Lagos – Nigeria will not force the newly elected leader of UK’s Conservative Party, Kemi Badenoch, to identify with her Nigerian roots, the chairperson of the Nigerians in Diaspora Commission (NiDCOM), Abike Dabiri-Erewa said Wednesday.
Dabiri-Erewa, whose office oversees activities of Nigerians in diaspora, revealed on a local TV programme that her office reached out to Badenoch a few times and got no response.
“It depends on if she identifies the Nigerianess in her. We have reached out to her once or twice without any response, so we don’t force people to accept to be Nigerian,” Dabiri-Erewa said on Channels Television’s The Morning Brief programme on Wednesday when asked if Nigerian government has identified with Badenoch.
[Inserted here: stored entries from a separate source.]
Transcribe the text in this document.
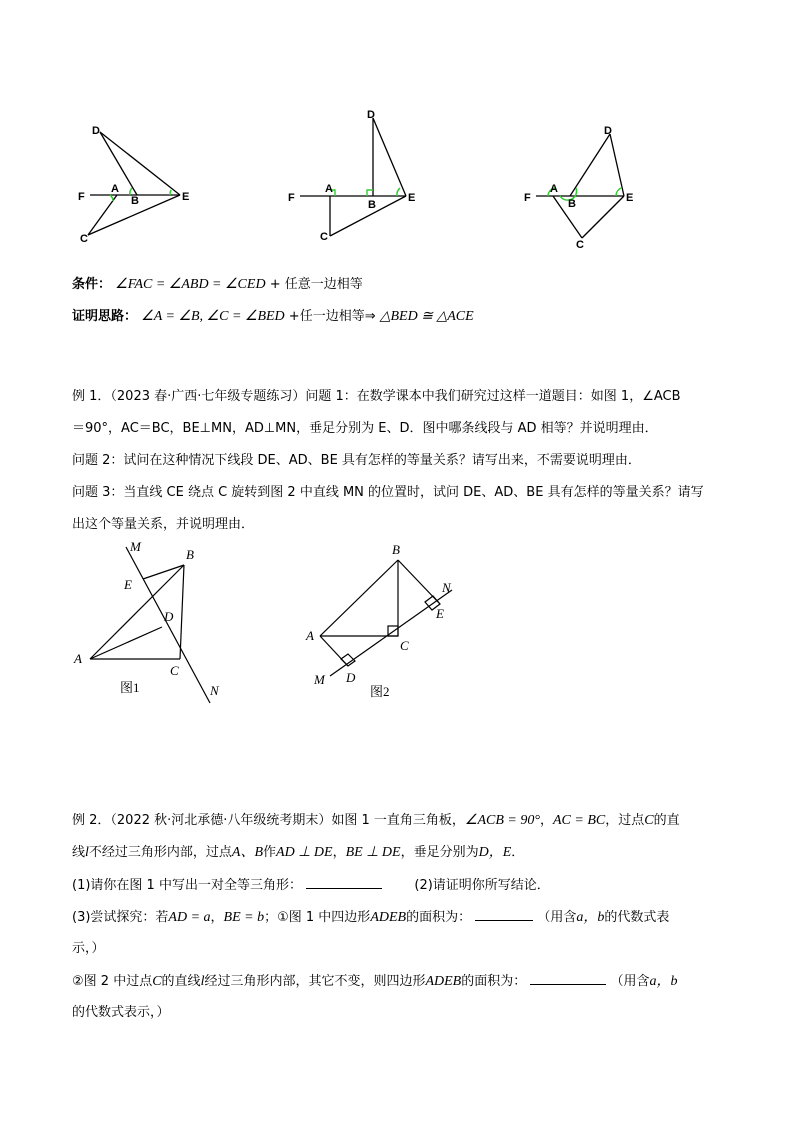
D
F
A
B	E
C
D
F
A
B
E
C
D
F
A
B	E
C
条件： ∠FAC = ∠ABD = ∠CED + 任意一边相等
证明思路： ∠A = ∠B, ∠C = ∠BED +任一边相等⇒ △BED ≅ △ACE
例 1．（2023 春·广西·七年级专题练习）问题 1：在数学课本中我们研究过这样一道题目：如图 1，∠ACB
＝90°，AC＝BC，BE⊥MN，AD⊥MN，垂足分别为 E、D．图中哪条线段与 AD 相等？并说明理由．
问题 2：试问在这种情况下线段 DE、AD、BE 具有怎样的等量关系？请写出来，不需要说明理由．
问题 3：当直线 CE 绕点 C 旋转到图 2 中直线 MN 的位置时，试问 DE、AD、BE 具有怎样的等量关系？请写
出这个等量关系，并说明理由．
M
B
E
D
A
C
N
图1
B
N
E
A
C
M D
图2
例 2．（2022 秋·河北承德·八年级统考期末）如图 1 一直角三角板，∠ACB = 90°，AC = BC，过点C的直
线l不经过三角形内部，过点A、B作AD ⊥ DE，BE ⊥ DE，垂足分别为D，E．
(1)请你在图 1 中写出一对全等三角形：	(2)请证明你所写结论．
(3)尝试探究：若AD = a，BE = b；①图 1 中四边形ADEB的面积为：	（用含a，b的代数式表
示，）
②图 2 中过点C的直线l经过三角形内部，其它不变，则四边形ADEB的面积为：	（用含a，b
的代数式表示，）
The NiDCOM chairwoman added: “If you appreciate the Nigerianess in you and you want to work with us, we are open to everybody, but we cannot force you to appreciate the Nigerianess in you. You remember the Miss Universe Nigeria in South Africa.
“Until she got into a little problem with South Africa she identified with Nigeria, and she identified with Nigeria, came to Nigeria and we hosted her. As long as that blood is in you, you are a Nigerian.
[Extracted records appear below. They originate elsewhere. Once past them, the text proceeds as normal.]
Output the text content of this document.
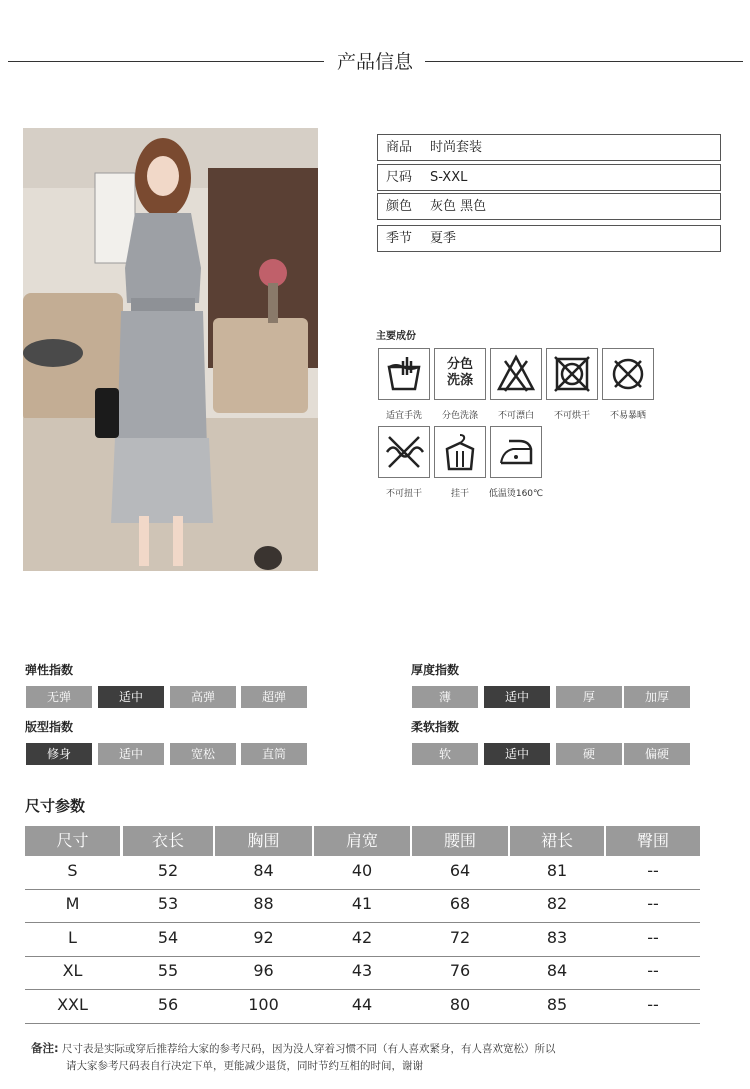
产品信息
商品 时尚套装
尺码 S-XXL
颜色 灰色 黑色
季节 夏季
主要成份
分色
洗涤
适宜手洗	分色洗涤	不可漂白	不可烘干	不易暴晒
不可扭干	挂干	低温烫160℃
弹性指数
无弹	适中	高弹	超弹
厚度指数
薄	适中	厚	加厚
版型指数
修身	适中	宽松	直筒
柔软指数
软	适中	硬	偏硬
尺寸参数
尺寸	衣长	胸围	肩宽	腰围	裙长	臀围
S	52	84	40	64	81	--
M	53	88	41	68	82	--
L	54	92	42	72	83	--
XL	55	96	43	76	84	--
XXL	56	100	44	80	85	--
备注: 尺寸表是实际或穿后推荐给大家的参考尺码，因为没人穿着习惯不同（有人喜欢紧身，有人喜欢宽松）所以
请大家参考尺码表自行决定下单，更能减少退货，同时节约互相的时间，谢谢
“So, it depends on Kemi to decide whether appreciates the Nigerianess in her, whether she wants to work with Nigeria, but we cannot force anybody.”
Kemi Badenoch became the Conservatives’ new leader and the first Black woman to a head a major British political party on Saturday, after winning a leadership contest on a promise to return the party to its founding principles.
Badenoch, 44, replaces former Prime Minister Rishi Sunak and has pledged to lead the party through a period of renewal after its resounding defeat at Britain’s July election, saying it had veered towards the political centre by “governing from the left”.
She came out on top in the two-horse race with former immigration minister Robert Jenrick, winning 57 percent of the votes of party members.
Badenoch, 44, was born in London in 1980, but spent her childhood living in Lagos, Nigeria, and in the United States, where her mother lectured.
She returned to the UK at the age of 16 to live with a friend of her mother’s due to the deteriorating political and economic situation in Nigeria, which had affected her family.